Die mobile EEG-Technologie eröffnet darüber hinaus neue Möglichkeiten in der Forschung zu Gruppenkoordination auf neuraler Ebene. Dies könnte künftig auch in anderen Kontexten von Bedeutung sein, um das Zusammenspiel von Wahrnehmung, Emotion und Entscheidung besser zu verstehen.
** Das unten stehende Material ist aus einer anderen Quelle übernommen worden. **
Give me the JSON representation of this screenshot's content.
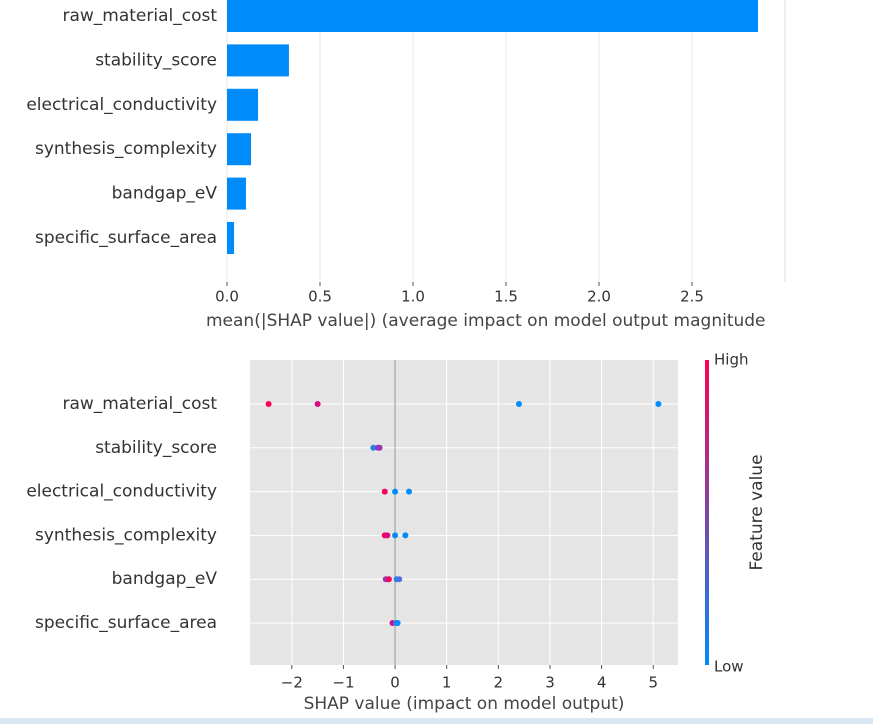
{
  "chart_data": [
    {
      "type": "bar",
      "orientation": "horizontal",
      "categories": [
        "raw_material_cost",
        "stability_score",
        "electrical_conductivity",
        "synthesis_complexity",
        "bandgap_eV",
        "specific_surface_area"
      ],
      "values": [
        2.855,
        0.333,
        0.167,
        0.129,
        0.102,
        0.038
      ],
      "color": "#008bfb",
      "xlim": [
        0,
        3.0
      ],
      "xticks": [
        {
          "value": 0,
          "label": "0.0"
        },
        0.5,
        {
          "value": 1,
          "label": "1.0"
        },
        1.5,
        {
          "value": 2,
          "label": "2.0"
        },
        2.5
      ],
      "xlabel": "mean(|SHAP value|) (average impact on model output magnitude",
      "grid": true
    },
    {
      "type": "beeswarm",
      "categories": [
        "raw_material_cost",
        "stability_score",
        "electrical_conductivity",
        "synthesis_complexity",
        "bandgap_eV",
        "specific_surface_area"
      ],
      "rows": [
        {
          "x": [
            -2.45,
            -1.5,
            2.4,
            5.1
          ],
          "colors": [
            "#ff0052",
            "#d80a7e",
            "#008bfb",
            "#008bfb"
          ]
        },
        {
          "x": [
            -0.42,
            -0.33,
            -0.3
          ],
          "colors": [
            "#1e82f0",
            "#7c40c0",
            "#9a34b0"
          ]
        },
        {
          "x": [
            -0.2,
            0.0,
            0.27
          ],
          "colors": [
            "#f2045e",
            "#008bfb",
            "#008bfb"
          ]
        },
        {
          "x": [
            -0.2,
            -0.15,
            0.0,
            0.2
          ],
          "colors": [
            "#ff0052",
            "#d80a7e",
            "#0a88f8",
            "#008bfb"
          ]
        },
        {
          "x": [
            -0.18,
            -0.12,
            0.03,
            0.08
          ],
          "colors": [
            "#8c3ab8",
            "#ff0052",
            "#2a7ff0",
            "#4a70e0"
          ]
        },
        {
          "x": [
            -0.05,
            0.02,
            0.05
          ],
          "colors": [
            "#c8108a",
            "#3c78e8",
            "#008bfb"
          ]
        }
      ],
      "xlim": [
        -2.81,
        5.48
      ],
      "xticks": [
        {
          "value": -2,
          "label": "−2"
        },
        {
          "value": -1,
          "label": "−1"
        },
        0,
        1,
        2,
        3,
        4,
        5
      ],
      "xlabel": "SHAP value (impact on model output)",
      "grid": true,
      "colorbar": {
        "label": "Feature value",
        "high": "High",
        "low": "Low",
        "colors": [
          "#008bfb",
          "#ff0052"
        ]
      }
    }
  ]
}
Die Emotion in der Gesundheitskommunikation
Im Bereich der Gesundheitskommunikation ist neben der neuronalen Forschung auch die emotionale Dimension von zentraler Bedeutung. Stefan Böschen, Projektleiter bei „DiPubHealth“ und Lehrstuhlinhaber für „Technik und Gesellschaft“ an der RWTH Aachen University, hebt hervor, dass in aktuellen Diskursen zur Gesundheit emotionale Polarisierungen oft eine wesentliche Rolle spielen. Diese Emotionalisierung betrifft nicht nur aktuelle Themen wie die Coronapandemie oder die Feinstaubdebatte, sondern auch alltägliche Diskussionen über Ernährung, wie etwa den Konsum von Schweinefleisch.
Böschen betont, wie wichtig es für Gesundheitsorganisationen ist, diese „Erregungspotenziale“ zu erkennen, um die Gefahr von Kommunikationsscheitern zu minimieren. Solche Misserfolge können entrückte Botschaften zur Folge haben, die von der Zielgruppe nicht verstanden oder ignoriert werden. Um dem entgegenzuwirken, wurde ein sechsstufiges Modell zur diskurssensiblen Gesundheitskommunikation entwickelt, das Gesundheitsorganisationen dabei unterstützt, die Komplexität der Diskurse zu erfassen und sukzessive anzugehen.
Ein zentraler Punkt dieses Modells ist, sich zunächst einen Überblick über den Diskurs zu verschaffen und auch kontroverse Positionen zu beachten. Die empfohlenen Strategien umfassen die Nutzung verschiedener Medien und Plattformen, um ein breites Spektrum an Meinungen zu erfassen. Nach Abschluss des Diskursmappings kann dann ein zielgruppenspezifisches Kommunikationsvorhaben entwickelt werden. Die Ergebnisse dieser Forschungsinitiativen sind nicht nur für die aktuelle Gesundheitskommunikation relevant, sondern auch für zukünftige Maßnahmen zur Förderung der öffentlichen Gesundheit.